Twelve reporters from mid-Hudson Valley newspapers met March 14 on campus for a roundtable discussion with Sydney Schanberg, the Pulitzer Prize-winning journalist who is the James Ottaway Sr. Fellow teaching this semester in the journalism program. Journalists from the Poughkeepsie Journal, Daily Freeman, Times Herald-Record and Blue Stone Press participated.
For H.R. Stoneback (English), November was Hemingway month. He presented the Capstone Lecture in the Hemingway Museum Millennial Series and gave a poetry reading titled "Café Millennium," which was sponsored by the Ernest Hemingway Foundation and Borders Bookstore, both in Oak Park, Ill. At Bethany College in Bethany, W.Va., he gave a lecture titled "Hemingway for the 21st Century: The 'Secret' of the Values," and gave a poetry reading at the college's Poetry 2000 Festival.

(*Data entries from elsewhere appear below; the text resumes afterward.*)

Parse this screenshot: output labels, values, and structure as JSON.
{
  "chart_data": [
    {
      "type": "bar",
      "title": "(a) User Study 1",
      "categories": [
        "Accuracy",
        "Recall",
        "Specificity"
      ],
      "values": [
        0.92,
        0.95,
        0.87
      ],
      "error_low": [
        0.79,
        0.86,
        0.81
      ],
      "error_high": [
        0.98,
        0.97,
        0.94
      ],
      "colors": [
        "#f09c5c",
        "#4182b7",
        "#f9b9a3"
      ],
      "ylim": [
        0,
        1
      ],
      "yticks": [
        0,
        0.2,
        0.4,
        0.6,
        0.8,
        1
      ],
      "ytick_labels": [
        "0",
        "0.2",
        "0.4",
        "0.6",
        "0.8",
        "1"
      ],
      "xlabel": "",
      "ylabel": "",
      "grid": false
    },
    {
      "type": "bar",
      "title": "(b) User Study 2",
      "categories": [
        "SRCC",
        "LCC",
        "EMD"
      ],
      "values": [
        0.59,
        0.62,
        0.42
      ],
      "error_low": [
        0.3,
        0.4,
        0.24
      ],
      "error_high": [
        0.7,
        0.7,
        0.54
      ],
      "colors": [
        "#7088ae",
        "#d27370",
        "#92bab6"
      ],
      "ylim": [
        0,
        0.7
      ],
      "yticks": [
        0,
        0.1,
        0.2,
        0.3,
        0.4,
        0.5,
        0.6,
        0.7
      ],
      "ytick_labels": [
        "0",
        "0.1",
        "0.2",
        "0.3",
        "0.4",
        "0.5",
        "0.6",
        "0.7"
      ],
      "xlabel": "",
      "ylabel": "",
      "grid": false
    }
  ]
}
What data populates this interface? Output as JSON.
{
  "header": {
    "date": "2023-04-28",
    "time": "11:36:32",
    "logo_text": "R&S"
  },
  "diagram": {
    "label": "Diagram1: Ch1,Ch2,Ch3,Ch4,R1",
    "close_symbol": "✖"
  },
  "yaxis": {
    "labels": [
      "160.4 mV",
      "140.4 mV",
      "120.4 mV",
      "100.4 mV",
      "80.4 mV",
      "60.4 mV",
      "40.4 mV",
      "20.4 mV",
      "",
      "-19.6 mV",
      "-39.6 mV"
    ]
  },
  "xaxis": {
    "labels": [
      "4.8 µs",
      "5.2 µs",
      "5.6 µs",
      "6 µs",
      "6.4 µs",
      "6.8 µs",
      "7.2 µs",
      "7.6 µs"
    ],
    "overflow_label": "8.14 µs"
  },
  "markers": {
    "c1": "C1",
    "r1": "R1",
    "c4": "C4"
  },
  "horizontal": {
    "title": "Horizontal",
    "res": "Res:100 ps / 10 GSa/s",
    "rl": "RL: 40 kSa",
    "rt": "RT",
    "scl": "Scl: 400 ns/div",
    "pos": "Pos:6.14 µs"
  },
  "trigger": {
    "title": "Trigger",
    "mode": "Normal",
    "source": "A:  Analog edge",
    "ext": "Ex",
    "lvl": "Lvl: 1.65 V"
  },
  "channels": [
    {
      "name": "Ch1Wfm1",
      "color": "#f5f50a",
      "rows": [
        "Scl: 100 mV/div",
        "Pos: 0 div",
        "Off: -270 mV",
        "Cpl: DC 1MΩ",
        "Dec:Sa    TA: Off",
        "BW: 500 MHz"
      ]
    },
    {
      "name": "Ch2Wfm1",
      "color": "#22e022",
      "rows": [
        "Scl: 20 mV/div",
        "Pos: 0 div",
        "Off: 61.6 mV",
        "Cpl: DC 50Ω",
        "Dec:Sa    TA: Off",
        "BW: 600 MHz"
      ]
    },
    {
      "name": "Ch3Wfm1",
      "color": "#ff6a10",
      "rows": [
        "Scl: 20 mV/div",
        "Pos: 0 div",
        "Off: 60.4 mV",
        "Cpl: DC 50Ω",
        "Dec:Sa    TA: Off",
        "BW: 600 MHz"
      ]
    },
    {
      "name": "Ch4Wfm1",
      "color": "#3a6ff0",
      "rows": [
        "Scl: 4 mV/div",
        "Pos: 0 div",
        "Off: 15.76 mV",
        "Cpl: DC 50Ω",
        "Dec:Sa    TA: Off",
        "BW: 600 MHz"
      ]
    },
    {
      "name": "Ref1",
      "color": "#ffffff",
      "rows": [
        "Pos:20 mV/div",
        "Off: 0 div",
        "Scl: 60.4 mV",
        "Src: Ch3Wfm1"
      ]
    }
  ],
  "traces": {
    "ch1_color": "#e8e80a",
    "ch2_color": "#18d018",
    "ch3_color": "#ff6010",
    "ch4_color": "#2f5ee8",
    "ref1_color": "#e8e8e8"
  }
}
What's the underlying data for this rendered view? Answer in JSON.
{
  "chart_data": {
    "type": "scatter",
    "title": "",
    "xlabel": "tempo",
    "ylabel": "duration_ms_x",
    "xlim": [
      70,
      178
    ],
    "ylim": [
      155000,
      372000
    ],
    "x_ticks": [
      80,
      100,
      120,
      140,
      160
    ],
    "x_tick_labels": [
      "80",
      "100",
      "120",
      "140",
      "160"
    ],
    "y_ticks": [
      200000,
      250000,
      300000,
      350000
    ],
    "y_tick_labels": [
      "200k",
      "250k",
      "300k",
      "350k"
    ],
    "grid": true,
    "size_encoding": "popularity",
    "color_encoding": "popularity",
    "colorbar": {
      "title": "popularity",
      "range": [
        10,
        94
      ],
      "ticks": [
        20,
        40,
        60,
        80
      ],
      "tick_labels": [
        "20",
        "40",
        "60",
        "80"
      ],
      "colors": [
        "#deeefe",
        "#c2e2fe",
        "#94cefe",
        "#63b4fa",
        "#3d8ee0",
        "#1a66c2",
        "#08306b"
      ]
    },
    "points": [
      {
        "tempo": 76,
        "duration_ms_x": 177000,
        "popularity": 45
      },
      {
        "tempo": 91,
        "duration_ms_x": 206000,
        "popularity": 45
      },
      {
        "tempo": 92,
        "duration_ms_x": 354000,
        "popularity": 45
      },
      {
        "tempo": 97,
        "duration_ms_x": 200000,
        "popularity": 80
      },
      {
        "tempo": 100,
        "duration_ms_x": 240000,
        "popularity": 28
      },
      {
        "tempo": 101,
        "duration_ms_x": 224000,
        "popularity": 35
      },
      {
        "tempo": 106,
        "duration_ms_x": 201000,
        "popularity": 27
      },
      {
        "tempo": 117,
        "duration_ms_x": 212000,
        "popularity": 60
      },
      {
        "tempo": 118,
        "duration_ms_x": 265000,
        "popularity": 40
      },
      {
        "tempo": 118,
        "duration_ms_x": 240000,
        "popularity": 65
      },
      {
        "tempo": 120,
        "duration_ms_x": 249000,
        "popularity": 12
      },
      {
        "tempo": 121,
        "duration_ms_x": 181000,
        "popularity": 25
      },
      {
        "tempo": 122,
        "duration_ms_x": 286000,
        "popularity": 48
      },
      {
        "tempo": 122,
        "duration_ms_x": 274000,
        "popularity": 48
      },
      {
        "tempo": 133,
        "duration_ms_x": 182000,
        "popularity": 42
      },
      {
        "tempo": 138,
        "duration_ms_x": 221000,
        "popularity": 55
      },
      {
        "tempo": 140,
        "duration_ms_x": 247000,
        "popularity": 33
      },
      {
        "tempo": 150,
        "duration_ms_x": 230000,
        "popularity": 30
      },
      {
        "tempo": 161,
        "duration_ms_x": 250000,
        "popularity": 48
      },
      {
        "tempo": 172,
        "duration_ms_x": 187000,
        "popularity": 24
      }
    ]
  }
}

Ron Knapp (Geography) is the co-translator of a bilingual Chinese/English book on village vernacular architecture in China. Titled "Xiaoqi Village," the book, published in March 2001 by Southeast University Press in Nanjing, China, is part of the "Ancient Architecture of Huizhou" series. Knapp carried out fieldwork in the village during the summer of 1999.
Alumni in the news
Jason Holtham (Theatre Arts '95) received the $10,000 Van Lier Fellowship, administered by New Dramatists, over a two-year period.
Students in the news
Andrew Carpenter (Sociology), James DeArce (MA Sociology 2000), Neil Kaiser (Sociology) and Laura Kowalewski (Sociology) presented papers at the 71st Annual Meeting of the Eastern Sociological Society in Philadelphia, Penn., March 1-4. Peter Kaufman (Sociology) organized and presided over the session titled "Cultures of Change and Changes of Culture."